-
Notifications
You must be signed in to change notification settings - Fork 26
Description
Is the feature request related to a problem?
Often, NetCDF/CF datasets store calibrated values using scale_factor and add_offset (or similar metadata), while the raw array contains unscaled integers. In the VS Code H5Web extension, the viewer currently displays the raw values, which makes quick inspection misleading and requires external tooling to interpret correctly. Additionally, when browsing complex datasets, it’s hard to confirm the logical shape and ordering because the names of dimensions are not visible alongside the data.
Requested solution or feature
1. Apply scale/offset on the fly (with a toggle):
• Detect standard CF attributes (scale_factor, add_offset, _FillValue, missing_value, valid_range) and apply them to the displayed data.
• Provide a per-variable toggle:
• “Show raw data”
• “Show scaled data (CF)”
• If units are present, display updated units when scaled; otherwise keep raw.
2. Respect fill/missing values and valid ranges:
• Treat _FillValue/missing_value as NaN (or visually dim) in the rendered table/plot.
• Optionally allow a “clip to valid_range” view.
3. Show dimension names next to shapes:
• In the variable sidebar and the data header, display the array shape annotated with dimension names, e.g. reflectance: float32 [time=12, latitude=2048, longitude=3712].

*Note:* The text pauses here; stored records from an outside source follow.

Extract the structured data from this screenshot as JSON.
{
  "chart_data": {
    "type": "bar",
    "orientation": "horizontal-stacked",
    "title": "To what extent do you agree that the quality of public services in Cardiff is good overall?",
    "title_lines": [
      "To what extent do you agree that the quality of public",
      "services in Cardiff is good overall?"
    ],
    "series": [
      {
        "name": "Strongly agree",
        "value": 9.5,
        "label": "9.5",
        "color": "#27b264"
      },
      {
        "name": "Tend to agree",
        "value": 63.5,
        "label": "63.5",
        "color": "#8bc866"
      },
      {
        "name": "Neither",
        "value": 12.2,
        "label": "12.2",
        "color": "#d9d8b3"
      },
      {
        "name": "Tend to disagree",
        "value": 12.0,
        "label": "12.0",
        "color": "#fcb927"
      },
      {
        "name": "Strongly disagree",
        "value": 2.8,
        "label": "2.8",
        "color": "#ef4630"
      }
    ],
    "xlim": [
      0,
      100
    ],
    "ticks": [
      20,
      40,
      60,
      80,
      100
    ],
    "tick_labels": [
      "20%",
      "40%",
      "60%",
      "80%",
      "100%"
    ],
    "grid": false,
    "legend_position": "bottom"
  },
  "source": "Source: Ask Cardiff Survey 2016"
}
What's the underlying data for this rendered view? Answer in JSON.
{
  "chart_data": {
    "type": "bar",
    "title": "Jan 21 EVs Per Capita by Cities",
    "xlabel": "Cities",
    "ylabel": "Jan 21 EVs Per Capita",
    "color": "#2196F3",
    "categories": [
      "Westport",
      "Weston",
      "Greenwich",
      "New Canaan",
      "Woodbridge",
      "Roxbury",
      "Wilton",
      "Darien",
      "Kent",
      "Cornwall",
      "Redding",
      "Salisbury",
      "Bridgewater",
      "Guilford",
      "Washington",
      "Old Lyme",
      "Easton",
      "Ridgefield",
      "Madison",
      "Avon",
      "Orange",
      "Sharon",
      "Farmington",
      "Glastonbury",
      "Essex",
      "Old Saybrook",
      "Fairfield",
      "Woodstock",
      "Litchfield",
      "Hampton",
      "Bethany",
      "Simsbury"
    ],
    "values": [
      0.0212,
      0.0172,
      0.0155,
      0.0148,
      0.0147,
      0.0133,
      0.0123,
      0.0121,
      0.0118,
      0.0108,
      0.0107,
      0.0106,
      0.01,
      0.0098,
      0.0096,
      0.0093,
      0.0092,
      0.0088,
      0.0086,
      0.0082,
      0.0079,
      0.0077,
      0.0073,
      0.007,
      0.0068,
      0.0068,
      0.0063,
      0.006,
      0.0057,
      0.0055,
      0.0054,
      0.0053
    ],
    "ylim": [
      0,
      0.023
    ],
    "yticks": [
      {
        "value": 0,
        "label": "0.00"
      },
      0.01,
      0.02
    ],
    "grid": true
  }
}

• Add a small “Dimensions & coords” panel listing:
• Dimension names and sizes
• Linked coordinate variables if present.
4. Lightweight UI details:
• A small badge or pill next to the variable name indicating Scaled vs Raw.
• Tooltip explaining which attributes were applied (e.g., valuescale_factor + add_offset).
• If multiple conventions exist (e.g., non-CF custom scale/offset), allow manual entry of a linear transform (ax + b) with reset to auto/CF.
5. Performance considerations:
• Apply the transform lazily in the viewer (chunked/viewport-based) so large arrays don’t stall the UI.
• Don’t rewrite the file; this is display-only.
Alternatives considered
• External preprocessing: Open the file in Python/xarray and compute data = data * scale_factor + add_offset, then save a new file or preview – this breaks the quick-look workflow and is heavy for large files.
• Relying on other viewers: Tools like Panoply or custom Jupyter notebooks can show scaled data, but switching tools defeats the purpose of an integrated VS Code preview.
Additional context
• Target datasets: NetCDF4/CF-compliant files (but feature should be robust to HDF5 groups with CF-like attributes).
• Typical use case: Earth Observation L1/L2 products where raw integer arrays are scaled to physical units (radiance, reflectance, brightness temperature).
• Nice-to-have: expose a small “Data summary” line showing min/max/mean after scaling (computed on the viewed slice) and indicate unit.
• Edge cases:
• Variables with scale_factor but no add_offset (assume 0).
• Presence of both _FillValue and missing_value (treat both as missing).
• Nonlinear encodings (rare) should not be auto-applied; keep to linear CF only.
• Accessibility: clearly differentiate missing values in tables/heatmaps (e.g., hatch/transparent).